Brain Behav Immun Health. 2023 Jun 10;30:100652. doi: 10.1016/j.bbih.2023.100652. eCollection 2023 Jul.
chronic infection is characterized by the establishment of tissue cysts in the brain and increased levels of IFN-γ, which can lead to brain circuitry interference and consequently abnormal behaviour in mice. In this sense, the study presented here sought to investigate the impact of chronic infection by two strains in the brain of infection-resistant mice, as a model for studying the involvement of chronic neuroinflammation with the development of behavioural alterations. For that, male BALB/c mice were divided into three groups: non-infected (Ni), infected with ME49 clonal strain (ME49), and infected with TgCkBrRN2 atypical strain (CK2). Mice were monitored for 60 days to establish the chronic infection and then submitted to behavioural assessment. The enzyme-linked immunosorbent assay was used for measurement of specific IgG in the blood and levels of inflammatory cytokines and neurotrophic factors in the brain, and the cell's immunophenotype was determined by multiparametric flow cytometry. Mice infected with ME49 clonal strain displayed hyperlocomotor activity and memory deficit, although no signs of depressive- and/or anxiety-like behaviour were detected; on the other hand, chronic infection with CK2 atypical strain induced anxiety- and depressive-like behaviour. During chronic infection by CK2 atypical strain, mice displayed a higher number of brain tissue cysts and inflammatory infiltrate, composed mainly of CD3 T lymphocytes and Ly6C inflammatory monocytes, compared to mice infected with the ME49 clonal strain. Infected mice presented a marked decrease of microglia population compared to non-infected group. Chronic infection with CK2 strain produced elevated levels of IFN-γ and TNF-ɑ in the brain, decreased NGF levels in the prefrontal cortex and striatum, and altered levels of fractalkine (CX3CL1) in the prefrontal cortex and hippocampus. The persistent inflammation and the disturbance in the cerebral homeostasis may contribute to altered behaviour in mice, as the levels of IFN-γ were shown to be correlated with the behavioural parameters assessed here. Considering the high incidence and life-long persistence of infection, this approach can be considered a suitable model for studying the impact of chronic infections in the brain and how it impacts in behavioural responses.

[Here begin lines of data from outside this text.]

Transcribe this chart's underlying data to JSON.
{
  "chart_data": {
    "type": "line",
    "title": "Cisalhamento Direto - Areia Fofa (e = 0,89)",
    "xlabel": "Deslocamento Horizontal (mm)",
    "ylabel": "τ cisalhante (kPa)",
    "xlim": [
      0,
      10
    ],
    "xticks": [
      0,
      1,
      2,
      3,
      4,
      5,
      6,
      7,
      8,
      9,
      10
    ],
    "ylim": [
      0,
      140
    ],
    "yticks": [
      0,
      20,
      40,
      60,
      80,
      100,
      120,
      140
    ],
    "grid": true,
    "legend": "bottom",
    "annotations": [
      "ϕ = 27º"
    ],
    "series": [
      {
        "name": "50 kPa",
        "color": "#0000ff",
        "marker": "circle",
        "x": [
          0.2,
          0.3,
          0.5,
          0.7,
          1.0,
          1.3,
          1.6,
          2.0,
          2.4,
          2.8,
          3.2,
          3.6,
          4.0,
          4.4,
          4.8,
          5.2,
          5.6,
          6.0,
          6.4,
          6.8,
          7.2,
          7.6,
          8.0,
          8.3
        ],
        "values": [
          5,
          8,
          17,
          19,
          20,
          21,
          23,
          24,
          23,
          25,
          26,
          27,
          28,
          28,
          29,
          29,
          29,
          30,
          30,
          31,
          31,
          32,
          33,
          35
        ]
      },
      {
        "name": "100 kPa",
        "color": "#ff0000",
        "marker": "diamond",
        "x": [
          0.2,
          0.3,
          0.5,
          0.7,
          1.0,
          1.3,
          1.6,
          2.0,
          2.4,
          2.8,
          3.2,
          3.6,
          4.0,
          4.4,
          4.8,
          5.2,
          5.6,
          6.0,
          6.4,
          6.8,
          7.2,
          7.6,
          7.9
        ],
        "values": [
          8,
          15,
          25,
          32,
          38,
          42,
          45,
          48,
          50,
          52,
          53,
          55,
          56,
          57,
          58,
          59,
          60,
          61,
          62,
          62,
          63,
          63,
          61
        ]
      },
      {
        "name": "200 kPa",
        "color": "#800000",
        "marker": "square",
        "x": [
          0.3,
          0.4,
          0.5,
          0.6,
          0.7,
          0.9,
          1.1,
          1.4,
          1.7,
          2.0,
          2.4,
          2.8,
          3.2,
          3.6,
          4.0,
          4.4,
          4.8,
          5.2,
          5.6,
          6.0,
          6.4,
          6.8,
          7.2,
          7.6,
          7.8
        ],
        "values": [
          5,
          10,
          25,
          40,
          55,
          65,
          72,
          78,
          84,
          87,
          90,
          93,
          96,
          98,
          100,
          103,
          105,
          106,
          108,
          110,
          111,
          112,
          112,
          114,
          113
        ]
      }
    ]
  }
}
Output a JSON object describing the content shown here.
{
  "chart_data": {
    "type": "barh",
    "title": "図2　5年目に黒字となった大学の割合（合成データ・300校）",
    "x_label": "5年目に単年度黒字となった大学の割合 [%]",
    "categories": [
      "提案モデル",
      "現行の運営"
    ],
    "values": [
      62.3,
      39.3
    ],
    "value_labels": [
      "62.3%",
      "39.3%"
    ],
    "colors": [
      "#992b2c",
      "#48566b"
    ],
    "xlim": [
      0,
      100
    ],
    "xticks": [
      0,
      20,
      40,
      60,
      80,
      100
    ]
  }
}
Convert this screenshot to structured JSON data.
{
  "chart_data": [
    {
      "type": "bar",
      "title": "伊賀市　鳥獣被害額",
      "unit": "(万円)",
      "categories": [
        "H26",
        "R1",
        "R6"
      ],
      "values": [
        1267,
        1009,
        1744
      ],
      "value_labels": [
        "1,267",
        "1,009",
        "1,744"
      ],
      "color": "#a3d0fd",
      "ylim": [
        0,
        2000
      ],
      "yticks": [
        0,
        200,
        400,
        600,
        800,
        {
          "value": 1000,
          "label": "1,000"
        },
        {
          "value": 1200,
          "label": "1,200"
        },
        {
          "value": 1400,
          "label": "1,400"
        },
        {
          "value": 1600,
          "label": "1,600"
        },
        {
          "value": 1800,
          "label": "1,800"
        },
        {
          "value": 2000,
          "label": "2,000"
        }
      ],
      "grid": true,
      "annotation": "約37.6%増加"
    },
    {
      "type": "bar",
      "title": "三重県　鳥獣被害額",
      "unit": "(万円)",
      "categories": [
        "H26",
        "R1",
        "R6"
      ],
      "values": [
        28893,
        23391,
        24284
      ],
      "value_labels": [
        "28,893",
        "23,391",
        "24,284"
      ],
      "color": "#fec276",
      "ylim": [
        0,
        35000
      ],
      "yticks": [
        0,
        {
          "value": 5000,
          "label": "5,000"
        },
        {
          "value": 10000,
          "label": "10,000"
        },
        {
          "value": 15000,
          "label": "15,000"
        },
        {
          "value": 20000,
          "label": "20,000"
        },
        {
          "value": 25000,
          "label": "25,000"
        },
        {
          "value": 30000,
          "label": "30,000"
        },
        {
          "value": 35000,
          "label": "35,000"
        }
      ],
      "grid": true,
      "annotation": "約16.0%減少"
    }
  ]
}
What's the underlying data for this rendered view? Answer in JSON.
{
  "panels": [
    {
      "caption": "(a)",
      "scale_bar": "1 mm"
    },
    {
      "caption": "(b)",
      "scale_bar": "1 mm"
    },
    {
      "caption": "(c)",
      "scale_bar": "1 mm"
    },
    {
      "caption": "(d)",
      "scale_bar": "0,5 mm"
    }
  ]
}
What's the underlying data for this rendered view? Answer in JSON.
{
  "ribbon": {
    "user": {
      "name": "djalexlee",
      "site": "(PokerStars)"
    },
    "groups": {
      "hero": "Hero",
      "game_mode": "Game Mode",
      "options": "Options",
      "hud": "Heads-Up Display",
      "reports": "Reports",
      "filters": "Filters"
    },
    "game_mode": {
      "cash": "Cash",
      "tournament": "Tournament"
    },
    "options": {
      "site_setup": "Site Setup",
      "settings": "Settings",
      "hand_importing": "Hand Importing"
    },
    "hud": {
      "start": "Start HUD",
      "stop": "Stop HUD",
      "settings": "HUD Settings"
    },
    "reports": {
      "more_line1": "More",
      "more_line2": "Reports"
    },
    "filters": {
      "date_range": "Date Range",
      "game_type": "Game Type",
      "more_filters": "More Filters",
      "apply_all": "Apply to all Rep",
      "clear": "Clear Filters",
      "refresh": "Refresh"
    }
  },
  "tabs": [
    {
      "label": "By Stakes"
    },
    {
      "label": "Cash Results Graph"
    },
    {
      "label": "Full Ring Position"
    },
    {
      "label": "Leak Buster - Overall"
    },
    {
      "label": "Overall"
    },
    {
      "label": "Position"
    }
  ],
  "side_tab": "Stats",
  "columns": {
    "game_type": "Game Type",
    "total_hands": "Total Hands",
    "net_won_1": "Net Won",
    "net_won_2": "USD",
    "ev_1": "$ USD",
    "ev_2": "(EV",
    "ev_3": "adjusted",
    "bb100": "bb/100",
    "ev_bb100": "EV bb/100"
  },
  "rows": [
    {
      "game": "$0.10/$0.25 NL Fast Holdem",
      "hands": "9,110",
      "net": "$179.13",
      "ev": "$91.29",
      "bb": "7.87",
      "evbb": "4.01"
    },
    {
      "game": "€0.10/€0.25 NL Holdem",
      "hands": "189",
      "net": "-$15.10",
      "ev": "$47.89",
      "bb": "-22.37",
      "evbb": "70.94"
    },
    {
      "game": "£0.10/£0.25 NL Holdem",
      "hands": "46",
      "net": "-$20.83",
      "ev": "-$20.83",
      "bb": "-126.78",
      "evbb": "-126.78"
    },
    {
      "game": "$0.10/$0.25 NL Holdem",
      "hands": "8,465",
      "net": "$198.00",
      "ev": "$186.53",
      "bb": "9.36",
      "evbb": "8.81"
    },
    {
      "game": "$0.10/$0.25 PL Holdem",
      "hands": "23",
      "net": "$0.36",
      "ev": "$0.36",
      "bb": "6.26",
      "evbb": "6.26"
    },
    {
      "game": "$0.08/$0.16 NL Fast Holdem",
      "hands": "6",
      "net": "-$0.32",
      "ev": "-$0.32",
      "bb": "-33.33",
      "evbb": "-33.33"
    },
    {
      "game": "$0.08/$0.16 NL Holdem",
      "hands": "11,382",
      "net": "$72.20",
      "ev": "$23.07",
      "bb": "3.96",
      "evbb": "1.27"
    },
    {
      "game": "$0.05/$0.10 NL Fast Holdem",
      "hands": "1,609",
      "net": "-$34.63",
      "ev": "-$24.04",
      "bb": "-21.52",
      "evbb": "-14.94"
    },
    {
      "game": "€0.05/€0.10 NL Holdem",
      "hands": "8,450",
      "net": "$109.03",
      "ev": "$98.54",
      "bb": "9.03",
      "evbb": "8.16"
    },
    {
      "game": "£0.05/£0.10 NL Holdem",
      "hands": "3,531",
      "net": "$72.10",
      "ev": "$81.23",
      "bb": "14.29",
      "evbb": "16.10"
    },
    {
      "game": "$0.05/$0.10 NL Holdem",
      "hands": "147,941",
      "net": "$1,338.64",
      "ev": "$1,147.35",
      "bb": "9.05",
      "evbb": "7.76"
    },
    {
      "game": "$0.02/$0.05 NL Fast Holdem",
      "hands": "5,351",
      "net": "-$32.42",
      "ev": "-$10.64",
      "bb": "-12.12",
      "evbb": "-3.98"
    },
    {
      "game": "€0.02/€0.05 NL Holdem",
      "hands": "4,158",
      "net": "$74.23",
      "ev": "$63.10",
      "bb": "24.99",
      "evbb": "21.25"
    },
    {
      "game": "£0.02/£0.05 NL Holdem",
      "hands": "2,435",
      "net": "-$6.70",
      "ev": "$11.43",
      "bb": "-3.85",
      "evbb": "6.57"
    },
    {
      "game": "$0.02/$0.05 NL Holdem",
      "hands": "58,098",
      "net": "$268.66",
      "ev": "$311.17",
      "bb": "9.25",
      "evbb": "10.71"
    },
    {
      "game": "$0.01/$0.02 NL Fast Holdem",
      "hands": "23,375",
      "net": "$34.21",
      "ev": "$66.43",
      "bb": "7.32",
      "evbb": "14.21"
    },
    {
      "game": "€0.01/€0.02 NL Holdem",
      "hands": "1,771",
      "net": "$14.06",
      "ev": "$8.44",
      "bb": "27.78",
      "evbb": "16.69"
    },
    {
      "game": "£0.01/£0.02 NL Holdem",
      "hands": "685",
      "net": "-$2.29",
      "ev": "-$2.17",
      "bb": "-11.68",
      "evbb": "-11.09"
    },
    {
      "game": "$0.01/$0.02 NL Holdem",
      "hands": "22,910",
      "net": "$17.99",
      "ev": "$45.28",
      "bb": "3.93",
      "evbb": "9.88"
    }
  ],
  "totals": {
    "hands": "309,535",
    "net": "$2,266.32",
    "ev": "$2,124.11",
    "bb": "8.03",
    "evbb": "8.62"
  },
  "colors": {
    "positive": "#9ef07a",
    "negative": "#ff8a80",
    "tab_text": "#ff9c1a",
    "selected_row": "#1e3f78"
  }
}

慢性感染的特征是在大脑中形成组织囊肿以及干扰素-γ水平升高,这会导致大脑神经回路干扰,进而使小鼠出现异常行为。从这个意义上讲,本研究旨在调查两种菌株的慢性感染对抗感染小鼠大脑的影响,以此作为研究慢性神经炎症与行为改变发展之间关系的模型。为此,将雄性BALB/c小鼠分为三组:未感染组(Ni)、感染ME49克隆株组(ME49)和感染TgCkBrRN2非典型株组(CK2)。对小鼠进行60天的监测以建立慢性感染,然后进行行为评估。采用酶联免疫吸附测定法测量血液中的特异性IgG以及大脑中炎性细胞因子和神经营养因子的水平,并通过多参数流式细胞术确定细胞的免疫表型。感染ME49克隆株的小鼠表现出运动活动亢进和记忆缺陷,尽管未检测到抑郁和/或焦虑样行为的迹象;另一方面,感染CK2非典型株会诱发焦虑和抑郁样行为。与感染ME49克隆株的小鼠相比,在感染CK2非典型株的慢性感染过程中,小鼠的脑组织囊肿和炎性浸润数量更多,主要由CD3 T淋巴细胞和Ly6C炎性单核细胞组成。与未感染组相比,感染小鼠的小胶质细胞数量明显减少。感染CK2株的慢性感染导致大脑中干扰素-γ和肿瘤坏死因子-α水平升高,前额叶皮质和纹状体中神经生长因子水平降低,前额叶皮质和海马体中趋化因子(CX3CL1)水平改变。持续的炎症和脑内稳态的紊乱可能导致小鼠行为改变,因为干扰素-γ水平与这里评估的行为参数相关。考虑到感染的高发病率和终身持续性,这种方法可被视为研究慢性感染对大脑的影响及其对行为反应影响的合适模型。